Я повиниться должна. Ведь кое-чего не хватает
И у тебя в гардеробе… Хотя бы халата из ситца
В пестрых индийских цветах, на фланелевой теплой подкладке.
Знаешь ли, он прохудился и стар, да и вышел из моды».
Но отвечал, усмехаясь, жене добродушный хозяин:
«Все-таки жаль мне халата: хоть старенький был он, признаться,
Да настоящий, индийский. Такого теперь не достанешь.
Бог с ним, его не носил я. Ведь нынче хотят, чтоб мужчина,
Встав, надевал сюртук, в длиннополый кафтан наряжался,
Ногу сжимал башмаком — не в чести колпаки и пантофли».
«Глянь, — возразила жена, — уже возвращаются люди
С гракта большого. Должно быть, обозы проехали дальше.
Как башмаки у всех запыленны! Как раскраснелись
Лица… Бредут, отдуваясь, фулярами пот утирая.
Нет уж, так далеко, да в жару, на зрелище это
Не побегу я глазеть. С меня и рассказов довольно!»
Многозначительно глянув, в ответ отозвался хозяин:
«Ну, не скажи! Погода отменная нынче для жатвы,
Хлеб мы сухим уберем, как сухим недавно убрали
Сено. На́ небе ясном и тучки нет на примете.
И спозаранку хлеба ветерок овевает прохладный.
Установилась погода. Пшеница наша доспела.
Завтра снимать урожай мы примемся, с помощью божьей».
Так говорил он; меж тем обыватели шли через рынок,
Всё прибывая в числе, по домам растекаясь неспешно.
Вот и сосед с дочерьми пересек оживленную площадь,
Резвых коней осадив у ворот подновленного дома,
Наискосок от трактира. Купец богатейший в округе,
Ехал он в легкой коляске (ландауской чистой работы).
Людными улицы стали, то был городок населенный.
Много в нем фабрик имелось, ремесла в нем процветали.
Так у ворот сидела чета, благодушно толкуя,
Острым словечком порой забавляясь насчет проходящих.
Тут обратилась к супругу хозяйка достойная, молвив:
«Видишь, пастор идет, а с ним и почтенный аптекарь,
Добрый сосед наш. От них до подробности все разузнаем,
Что им увидеть пришлось и что видеть не радует сердца».
Дружески оба они подошли и чете поклонились,
На деревянную лавку под вывеской самой присели
Пыль с башмаков отряхнуть, обмахнуться платками от зноя.
После приветствий взаимных аптекарь, молчанье нарушив,
С видом достаточно хмурым взглянул на прохожих и начал:
«Люди всегда таковы. Меж ними различья не вижу —
Рады пойти поглазеть, если с ближним беда приключится.

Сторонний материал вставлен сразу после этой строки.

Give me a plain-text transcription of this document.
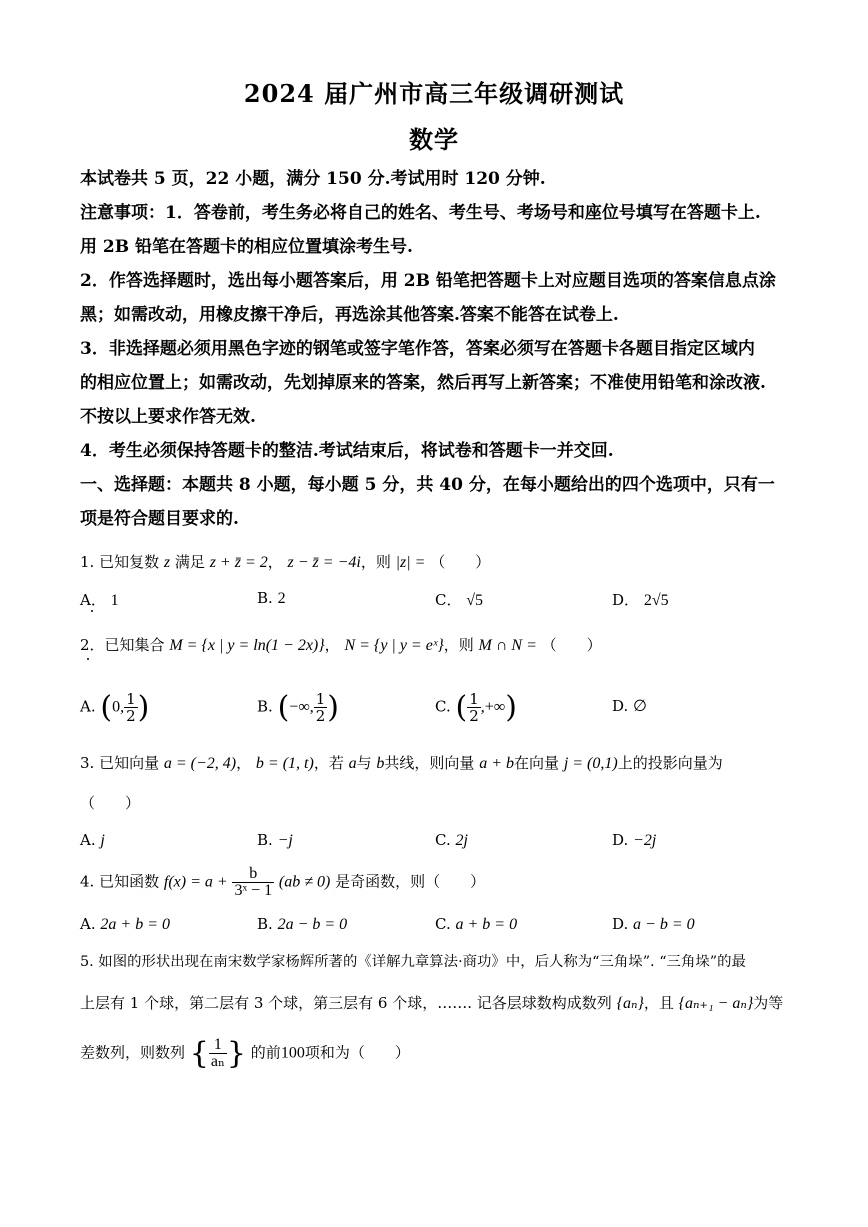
2024 届广州市高三年级调研测试
数学
本试卷共 5 页，22 小题，满分 150 分.考试用时 120 分钟.
注意事项：1．答卷前，考生务必将自己的姓名、考生号、考场号和座位号填写在答题卡上.
用 2B 铅笔在答题卡的相应位置填涂考生号.
2．作答选择题时，选出每小题答案后，用 2B 铅笔把答题卡上对应题目选项的答案信息点涂
黑；如需改动，用橡皮擦干净后，再选涂其他答案.答案不能答在试卷上.
3．非选择题必须用黑色字迹的钢笔或签字笔作答，答案必须写在答题卡各题目指定区域内
的相应位置上；如需改动，先划掉原来的答案，然后再写上新答案；不准使用铅笔和涂改液.
不按以上要求作答无效.
4．考生必须保持答题卡的整洁.考试结束后，将试卷和答题卡一并交回.
一、选择题：本题共 8 小题，每小题 5 分，共 40 分，在每小题给出的四个选项中，只有一
项是符合题目要求的.
1. 已知复数 z 满足 z + z̄ = 2， z − z̄ = −4i，则 |z| = （　　）
A． 1	B. 2	C． √5	D． 2√5
2．已知集合 M = {x | y = ln(1 − 2x)}， N = {y | y = eˣ}，则 M ∩ N = （　　）
A. (0, $\frac{1}{2}$ )	B. (−∞, $\frac{1}{2}$ )	C. ( $\frac{1}{2}$ ,+∞)	D. ∅
3. 已知向量 a = (−2, 4)， b = (1, t)，若 a与 b共线，则向量 a + b在向量 j = (0,1)上的投影向量为
（　　）
A. j	B. −j	C. 2j	D. −2j
4. 已知函数 $f(x) = a + \frac{b}{\text{3ˣ − 1}} (ab \ne 0)$ 是奇函数，则（　　）
A. 2a + b = 0	B. 2a − b = 0	C. a + b = 0	D. a − b = 0
5. 如图的形状出现在南宋数学家杨辉所著的《详解九章算法·商功》中，后人称为“三角垛”. “三角垛”的最
上层有 1 个球，第二层有 3 个球，第三层有 6 个球，……. 记各层球数构成数列 {aₙ}，且 {aₙ₊₁ − aₙ}为等
差数列，则数列 { $\frac{1}{\text{aₙ}}$ } 的前100项和为（　　）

Каждого тянет взглянуть на свирепое пламя пожара
Или потешиться страхом преступника, ждущего казни,
Так вот любой и нынче бежит поглядеть на несчастье
Беженцев бедных, а сам-то и в мыслях того не имеет,
Что испытаньям таким подвергнется тоже, быть может.
Грех столь беспечным быть, но это сродни человеку».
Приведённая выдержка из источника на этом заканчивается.